Overall, our protocol outlines a comprehensive approach to developing and validating a clinical tool designed to provide a personalized risk estimate of developing hypertriglyceridemia when sedated with continuous propofol infusion while on IMV. In the absence of routine triglyceride monitoring, it remains important to prevent the development of hypertriglyceridemia in an effort to avoid a sequela of adverse events.
Data Availability
No additional data is available to support this protocol.
ETHICS AND DISSEMINATION
The proposed study has received ethics approval from the Mayo Clinic Institutional Review Board (IRB #23-007416). The requirement for informed consent is waived by institutional review. The development process of the final model and performance measures yielded by nested CV will be described in a research article to be disseminated in a peer-reviewed academic journal.

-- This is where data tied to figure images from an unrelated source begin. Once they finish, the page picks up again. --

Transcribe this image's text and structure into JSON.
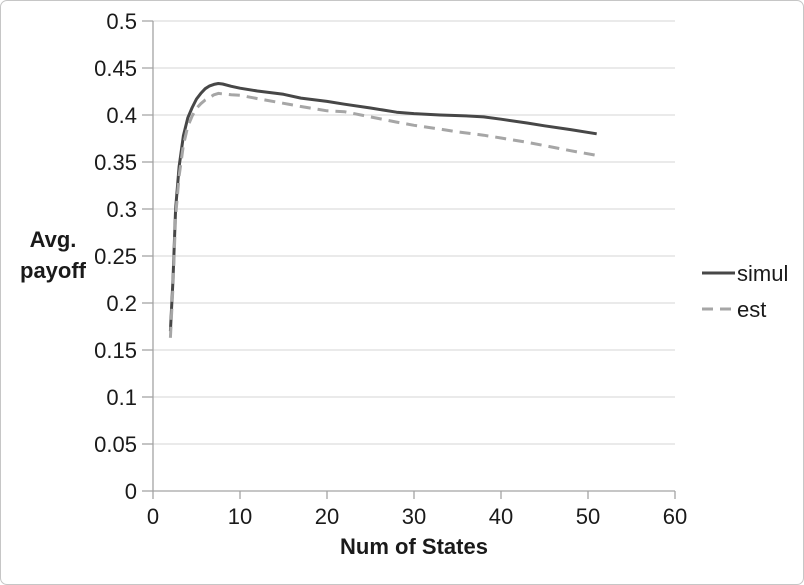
{
  "chart_data": {
    "type": "line",
    "title": "",
    "xlabel": "Num of States",
    "ylabel": "Avg. payoff",
    "ylabel_lines": [
      "Avg.",
      "payoff"
    ],
    "xlim": [
      0,
      60
    ],
    "ylim": [
      0,
      0.5
    ],
    "x_ticks": [
      0,
      10,
      20,
      30,
      40,
      50,
      60
    ],
    "x_tick_labels": [
      "0",
      "10",
      "20",
      "30",
      "40",
      "50",
      "60"
    ],
    "y_ticks": [
      0,
      0.05,
      0.1,
      0.15,
      0.2,
      0.25,
      0.3,
      0.35,
      0.4,
      0.45,
      0.5
    ],
    "y_tick_labels": [
      "0",
      "0.05",
      "0.1",
      "0.15",
      "0.2",
      "0.25",
      "0.3",
      "0.35",
      "0.4",
      "0.45",
      "0.5"
    ],
    "grid": "horizontal",
    "legend_position": "right",
    "series": [
      {
        "name": "simul",
        "style": "solid",
        "color": "#474747",
        "points": [
          [
            2,
            0.17
          ],
          [
            2.3,
            0.225
          ],
          [
            2.6,
            0.3
          ],
          [
            3,
            0.345
          ],
          [
            3.5,
            0.378
          ],
          [
            4,
            0.397
          ],
          [
            4.5,
            0.408
          ],
          [
            5,
            0.417
          ],
          [
            5.5,
            0.423
          ],
          [
            6,
            0.428
          ],
          [
            6.5,
            0.431
          ],
          [
            7,
            0.4325
          ],
          [
            7.5,
            0.4335
          ],
          [
            8,
            0.433
          ],
          [
            9,
            0.4305
          ],
          [
            10,
            0.4285
          ],
          [
            12,
            0.4255
          ],
          [
            15,
            0.422
          ],
          [
            17,
            0.418
          ],
          [
            20,
            0.4145
          ],
          [
            22,
            0.4115
          ],
          [
            25,
            0.4075
          ],
          [
            28,
            0.403
          ],
          [
            30,
            0.4015
          ],
          [
            33,
            0.4
          ],
          [
            36,
            0.399
          ],
          [
            38,
            0.398
          ],
          [
            40,
            0.3955
          ],
          [
            43,
            0.3915
          ],
          [
            45,
            0.3885
          ],
          [
            48,
            0.3845
          ],
          [
            51,
            0.38
          ]
        ]
      },
      {
        "name": "est",
        "style": "dashed",
        "color": "#a6a6a6",
        "points": [
          [
            2,
            0.163
          ],
          [
            2.3,
            0.218
          ],
          [
            2.6,
            0.292
          ],
          [
            3,
            0.335
          ],
          [
            3.5,
            0.368
          ],
          [
            4,
            0.388
          ],
          [
            4.5,
            0.399
          ],
          [
            5,
            0.407
          ],
          [
            5.5,
            0.412
          ],
          [
            6,
            0.416
          ],
          [
            6.5,
            0.4185
          ],
          [
            7,
            0.4215
          ],
          [
            7.5,
            0.423
          ],
          [
            8,
            0.4225
          ],
          [
            9,
            0.4215
          ],
          [
            10,
            0.421
          ],
          [
            12,
            0.4175
          ],
          [
            15,
            0.4125
          ],
          [
            17,
            0.409
          ],
          [
            20,
            0.4045
          ],
          [
            22,
            0.4035
          ],
          [
            25,
            0.398
          ],
          [
            28,
            0.3925
          ],
          [
            30,
            0.389
          ],
          [
            33,
            0.385
          ],
          [
            35,
            0.382
          ],
          [
            38,
            0.3785
          ],
          [
            40,
            0.3755
          ],
          [
            43,
            0.371
          ],
          [
            45,
            0.3675
          ],
          [
            48,
            0.362
          ],
          [
            51,
            0.357
          ]
        ]
      }
    ],
    "colors": {
      "grid": "#d4d4d4",
      "axis": "#a3a3a3",
      "text": "#1a1a1a",
      "background": "#ffffff",
      "border": "#c6c6c6"
    }
  }
}
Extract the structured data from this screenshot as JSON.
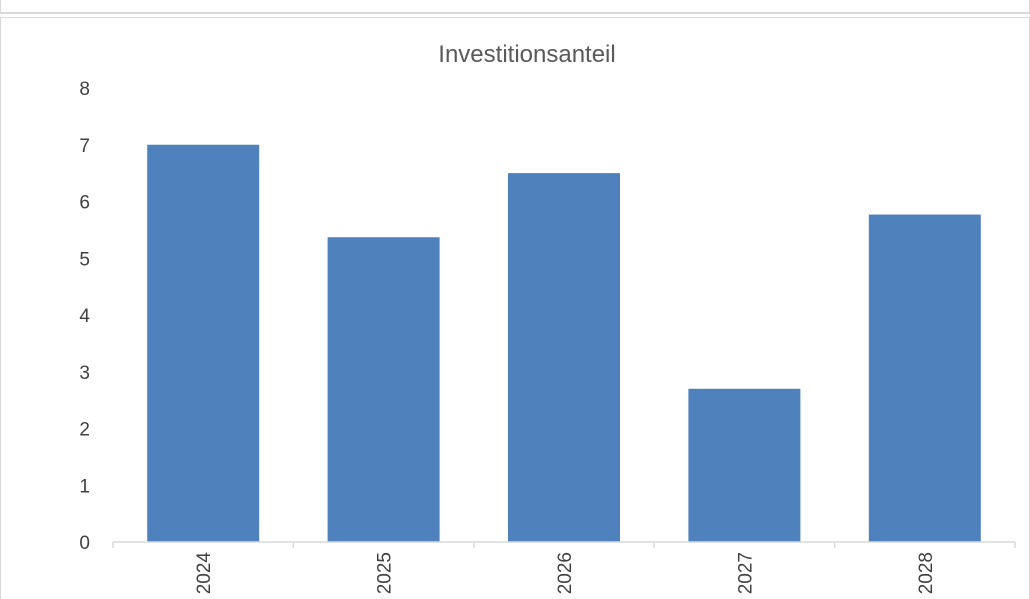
{
  "chart_data": {
    "type": "bar",
    "title": "Investitionsanteil",
    "xlabel": "",
    "ylabel": "",
    "categories": [
      "2024",
      "2025",
      "2026",
      "2027",
      "2028"
    ],
    "values": [
      7.0,
      5.37,
      6.5,
      2.7,
      5.77
    ],
    "ylim": [
      0,
      8
    ],
    "yticks": [
      "0",
      "1",
      "2",
      "3",
      "4",
      "5",
      "6",
      "7",
      "8"
    ],
    "grid": false,
    "legend": "none",
    "bar_color": "#4f81bd",
    "axis_color": "#d9d9d9",
    "text_color": "#404040"
  }
}
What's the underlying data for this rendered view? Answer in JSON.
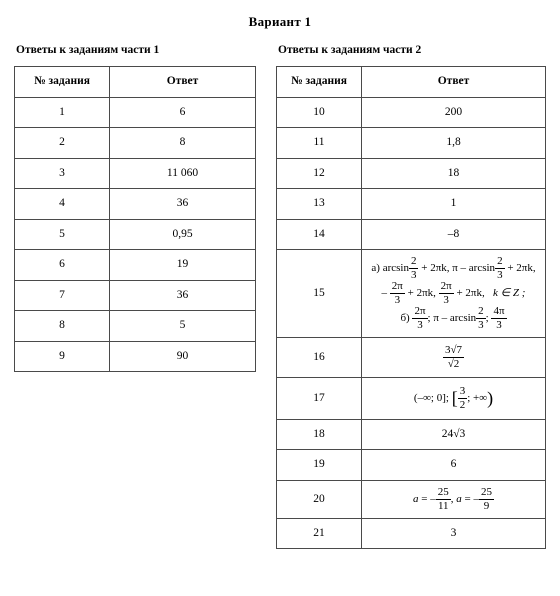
{
  "page": {
    "title": "Вариант 1",
    "background_color": "#ffffff",
    "text_color": "#000000",
    "border_color": "#4a4a4a",
    "font_family": "Times New Roman"
  },
  "left": {
    "caption": "Ответы к заданиям части 1",
    "columns": [
      "№ задания",
      "Ответ"
    ],
    "rows": [
      {
        "n": "1",
        "a": "6"
      },
      {
        "n": "2",
        "a": "8"
      },
      {
        "n": "3",
        "a": "11 060"
      },
      {
        "n": "4",
        "a": "36"
      },
      {
        "n": "5",
        "a": "0,95"
      },
      {
        "n": "6",
        "a": "19"
      },
      {
        "n": "7",
        "a": "36"
      },
      {
        "n": "8",
        "a": "5"
      },
      {
        "n": "9",
        "a": "90"
      }
    ]
  },
  "right": {
    "caption": "Ответы к заданиям части 2",
    "columns": [
      "№ задания",
      "Ответ"
    ],
    "rows": [
      {
        "n": "10",
        "a_text": "200"
      },
      {
        "n": "11",
        "a_text": "1,8"
      },
      {
        "n": "12",
        "a_text": "18"
      },
      {
        "n": "13",
        "a_text": "1"
      },
      {
        "n": "14",
        "a_text": "–8"
      },
      {
        "n": "15",
        "parts": {
          "a_label": "а)",
          "a_items": [
            {
              "pre": "arcsin",
              "frac": [
                "2",
                "3"
              ],
              "post": " + 2πk,"
            },
            {
              "pre": "π – arcsin",
              "frac": [
                "2",
                "3"
              ],
              "post": " + 2πk,"
            },
            {
              "pre": "– ",
              "frac": [
                "2π",
                "3"
              ],
              "post": " + 2πk,"
            },
            {
              "pre": "",
              "frac": [
                "2π",
                "3"
              ],
              "post": " + 2πk,"
            },
            {
              "plain": "k ∈ Z ;"
            }
          ],
          "b_label": "б)",
          "b_items": [
            {
              "frac": [
                "2π",
                "3"
              ],
              "post": ";"
            },
            {
              "pre": " π – arcsin",
              "frac": [
                "2",
                "3"
              ],
              "post": ";"
            },
            {
              "frac": [
                "4π",
                "3"
              ]
            }
          ]
        }
      },
      {
        "n": "16",
        "a_frac": [
          "3√7",
          "√2"
        ]
      },
      {
        "n": "17",
        "a_interval": {
          "left": "(–∞; 0]",
          "sep": "; ",
          "right_num": "3",
          "right_den": "2",
          "right_tail": "; +∞"
        }
      },
      {
        "n": "18",
        "a_text": "24√3"
      },
      {
        "n": "19",
        "a_text": "6"
      },
      {
        "n": "20",
        "a_eq": {
          "var1": "a = –",
          "f1": [
            "25",
            "11"
          ],
          "mid": ", a = –",
          "f2": [
            "25",
            "9"
          ]
        }
      },
      {
        "n": "21",
        "a_text": "3"
      }
    ]
  }
}
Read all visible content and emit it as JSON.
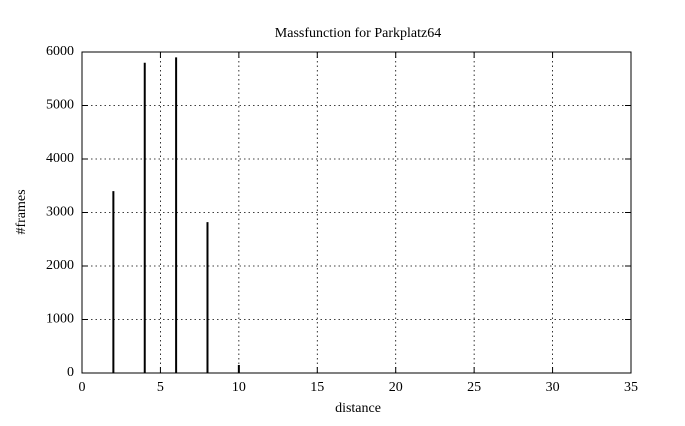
{
  "chart_data": {
    "type": "impulse",
    "title": "Massfunction for Parkplatz64",
    "xlabel": "distance",
    "ylabel": "#frames",
    "x": [
      2,
      4,
      6,
      8,
      10
    ],
    "values": [
      3400,
      5800,
      5900,
      2820,
      150
    ],
    "color": "#000000",
    "xlim": [
      0,
      35
    ],
    "xticks": [
      0,
      5,
      10,
      15,
      20,
      25,
      30,
      35
    ],
    "ylim": [
      0,
      6000
    ],
    "yticks": [
      0,
      1000,
      2000,
      3000,
      4000,
      5000,
      6000
    ],
    "grid": true
  }
}
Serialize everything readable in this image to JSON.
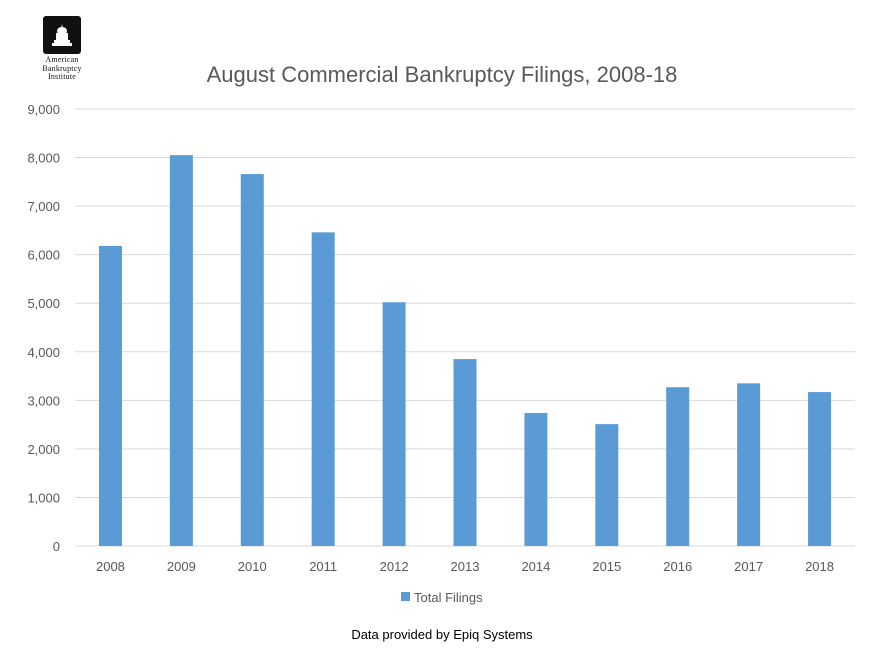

Competing interest statement
Jiawen Deng is a member of the OpenAI Researcher Access Program and receives grants in the form of API credits for purposes of research involving large language models from OpenAI. Kiyan Heybati and Hemang Yadav report no relevant conflicts of interest.
Funding statement
This work is supported by the Mayo Clinic Critical Care Research Committee, as well as the National Heart, Lung, and Blood Institute (NHLBI) of the National Institute of Health (NIH) Grant Number K23HL151671 (Recipient: Hemang Yadav). Its contents are solely the responsibility of the authors and do not necessarily represent the official views of the NIH.
Data availability statement
No additional data is available to support this protocol.
Authors’ contributions
Jiawen Deng, Kiyan Heybati, and Hemang Yadav contributed equally to the conception and methodological design of the proposed study, and all three authors contributed equally to the drafting and review/editing of the protocol manuscript.